A financial wellness framework for life

A financial wellness framework for life

Related links

No related links

Article highlights

  • Navigating the financial world of debt, savings and investments can be daunting
  • We have built a framework which can be used as a benchmark for financial plans set up by advisors to build trust between the advisor and the client, and quantify value added services

Navigating the financial world of debt, savings and investments can be daunting for most people. Finding the balanced between debt and savings can also be stressful, especially when budgets are tight.

Even, or sometimes especially, when someone gets a bonus or inherits some money it is difficult to decide where to invest it. 

Employer-facilitated pension funds, which include risk benefits such death and disability cover, go a long way towards covering some of the most important aspects of someone’s financial wellness journey. However, many smaller businesses don’t offer these benefits, leaving employees to fend for themselves. We have therefore built a framework around the traditional employee benefits offered by large corporates in South Africa, which also incorporates debt and wealth creation. This framework can also be used as a benchmark for financial plans set up by advisors to build trust between the advisor and the client, and quantify value added services.

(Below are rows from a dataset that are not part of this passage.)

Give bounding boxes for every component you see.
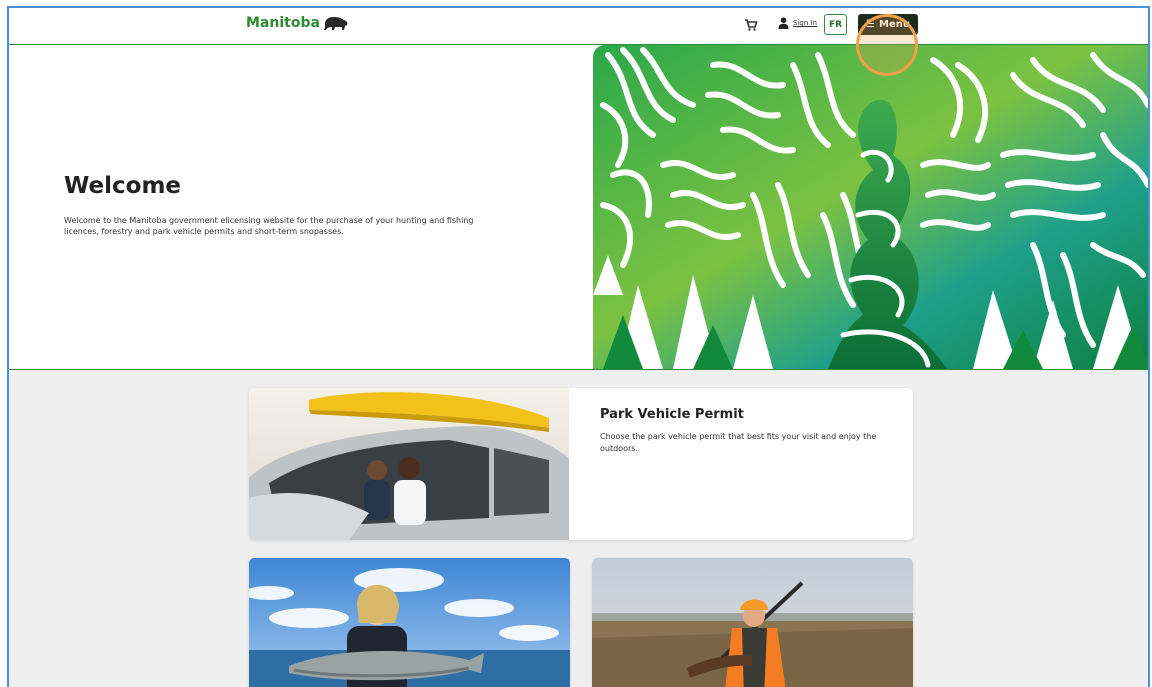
- fishing-licence-card[interactable]: [249, 558, 570, 687]
- car-passengers-photo: [249, 388, 569, 540]
- language-toggle-button[interactable]: FR: [824, 14, 847, 35]
- menu-label: Menu: [878, 19, 910, 30]
- angler-fish-photo: [249, 558, 570, 687]
- user-icon: [778, 17, 789, 29]
- logo-text: Manitoba: [246, 15, 320, 31]
- hero-description: Welcome to the Manitoba government elice…: [64, 216, 474, 236]
- browser-viewport: Manitoba Sign In FR ☰ Menu Welcome Welco…: [7, 6, 1150, 687]
- site-header: Manitoba Sign In FR ☰ Menu: [9, 8, 1148, 45]
- cart-icon[interactable]: [744, 18, 758, 32]
- bison-icon: [323, 17, 348, 30]
- park-permit-description: Choose the park vehicle permit that best…: [600, 432, 877, 453]
- forest-artwork: [593, 45, 1148, 369]
- park-vehicle-permit-card[interactable]: Park Vehicle Permit Choose the park vehi…: [249, 388, 913, 540]
- manitoba-logo[interactable]: Manitoba: [246, 15, 349, 31]
- sign-in-link[interactable]: Sign In: [778, 17, 817, 29]
- hunting-licence-card[interactable]: [592, 558, 913, 687]
- hero-section: Welcome Welcome to the Manitoba governme…: [9, 45, 1148, 370]
- page-title: Welcome: [64, 173, 182, 199]
- hamburger-icon: ☰: [866, 19, 875, 30]
- menu-button[interactable]: ☰ Menu: [858, 14, 918, 35]
- sign-in-label: Sign In: [793, 19, 817, 27]
- park-permit-title[interactable]: Park Vehicle Permit: [600, 407, 744, 422]
- hunter-photo: [592, 558, 913, 687]
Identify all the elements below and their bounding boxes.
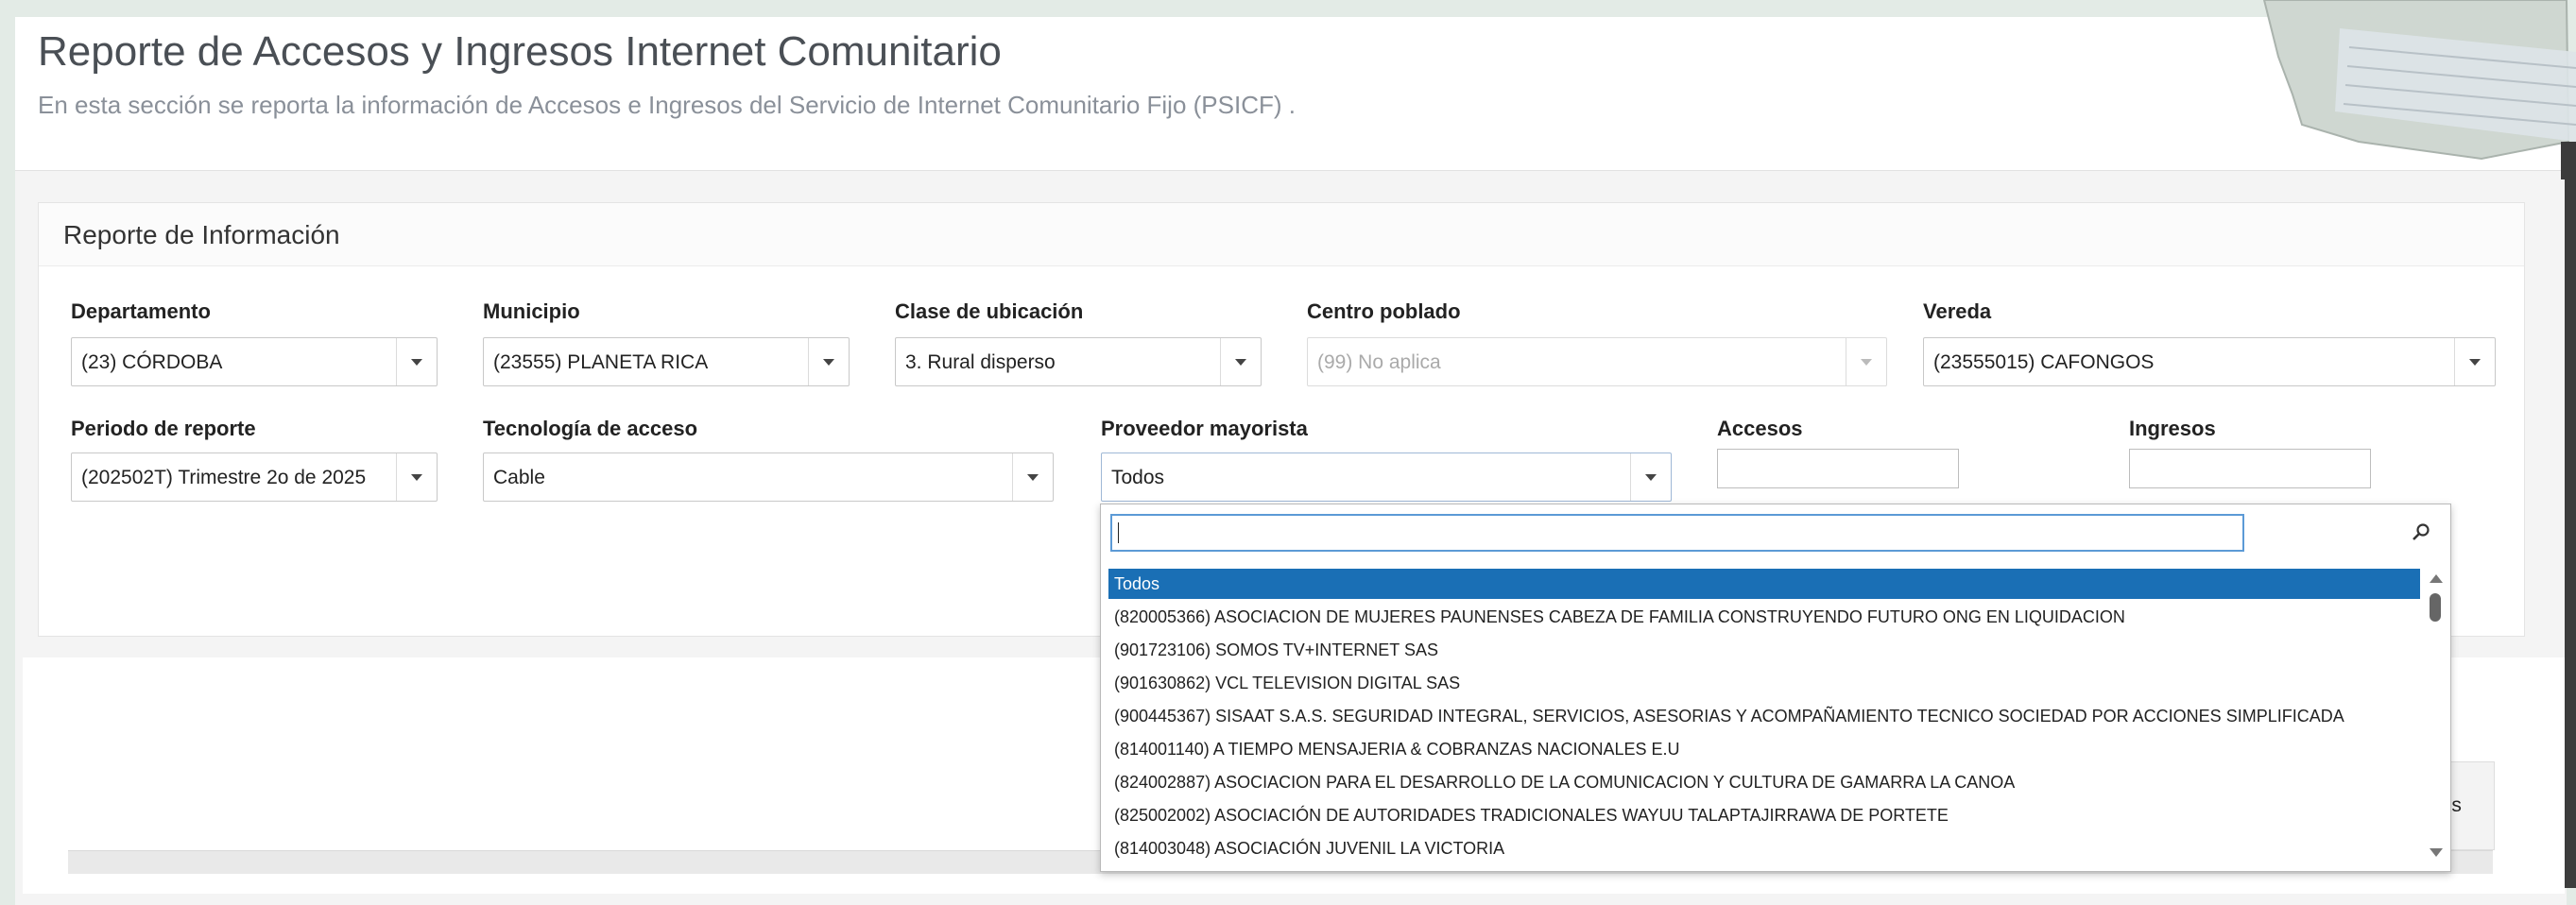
dropdown-option[interactable]: (824002887) ASOCIACION PARA EL DESARROLL… bbox=[1108, 767, 2420, 797]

Mapping financial wellness goals from ‘cradle – to – grave’
The chart below illustrates the various components of the financial wellness journey and how they would possible grow throughout someone’s life time. It has three major components, namely debt, saving for liabilities and wealth creation. Once someone retires these savings and investments need to cover their monthly income and other liabilities(1).

Within each of these components we have a range of financial goals and risks that need to be managed. We have summarised the major goals and risk in the cards below the chart.

A brief summary of these components and goals: 

1. Debt is a necessary evil to acquires goods, services or education - which are essential to progressing in life but are costs which people often can’t cover with exiting savings. These are best paid off as soon as possible. They also tend to require insurance in case they are stolen or damaged.
2. Saving for future liabilities such as retirement, emergencies and/or other personal goals (eg. deposit on a future home) is another essential component of the financial wellness journey. Because these goals require a steady monthly income throughout one’s career it is important to safeguard against the loss of this income due to retrenchment, death or disability.
3. Building wealth or ‘just investing’ is investing to grow the assets that you may or may not use within your lifetime. These assets may include investments such as unit trusts, shares in companies and property. The proceeds of these investments may be structured or located so that they can be accessed in the investor’s home country (South Africa) or abroad. The important risks that need to be managed with these investments mainly include risks associated to managing and preserving the wealth, for example concentration risks (home country, single shares, property), liquidity risks (access to capital) and political risk. It’s also important to have appropriate tax structuring for investment-related taxes and estate duties.
4. The funding of retirement income is one of the major liabilities an investor saves for throughout their career. This retirement income can be withdrawn from annuities, such as life annuities or living annuities. Income can also be supplemented from other savings, or from income provided from properties or dividends from shares in a business.

A simple investment strategy
Once the framework is in in place one can develop a simple implementation strategy using liquid savings and investments such as unit trusts and bank savings deposits. We will make use of three savings and investment strategies namely; a liquid savings account that pays interest, a South African Balanced fund which is compliant with Regulation 28 of the Pension Funds Act, and a Global Balanced fund with no home bias(2).

The two balanced funds target a return range of 4% to 6% above the relevant inflation after fees and taxes. The Nedgroup Investments Core Diversified Fund and the Nedgroup Investments Core Global Feeder and UCITS Funds would be the benchmarks for the SA and Global Balanced funds respectively, as they offer broad diversification, low fees and tax efficiency. 

Enhancements and seeking further advice
One could potentially enhance the investment strategy above by increasing the risk exposure - for example, by using the Nedgroup Investments Core Guarded Fund as the liquidity savings option and the Nedgroup Investments Core Accelerated Fund for saving for retirement.

It may also be useful to speak to a financial advisor for further assistance on estate, risk and tax planning among many other needs. Some advisors offer these services for fixed rand fees which are not tied to the investments.

The framework and implementation strategy above may simplify the financial wellness journey, but it is meaningless without investors taking action and applying it within their own financial lives. Starting with one goal at a time may be the most effective way to overcome this daunting task.


(1) See Why a written investment plan is a good idea for more details around the required savings for retirements

(2) See The home bias dilemma ? how do you determine the right level of offshore exposure?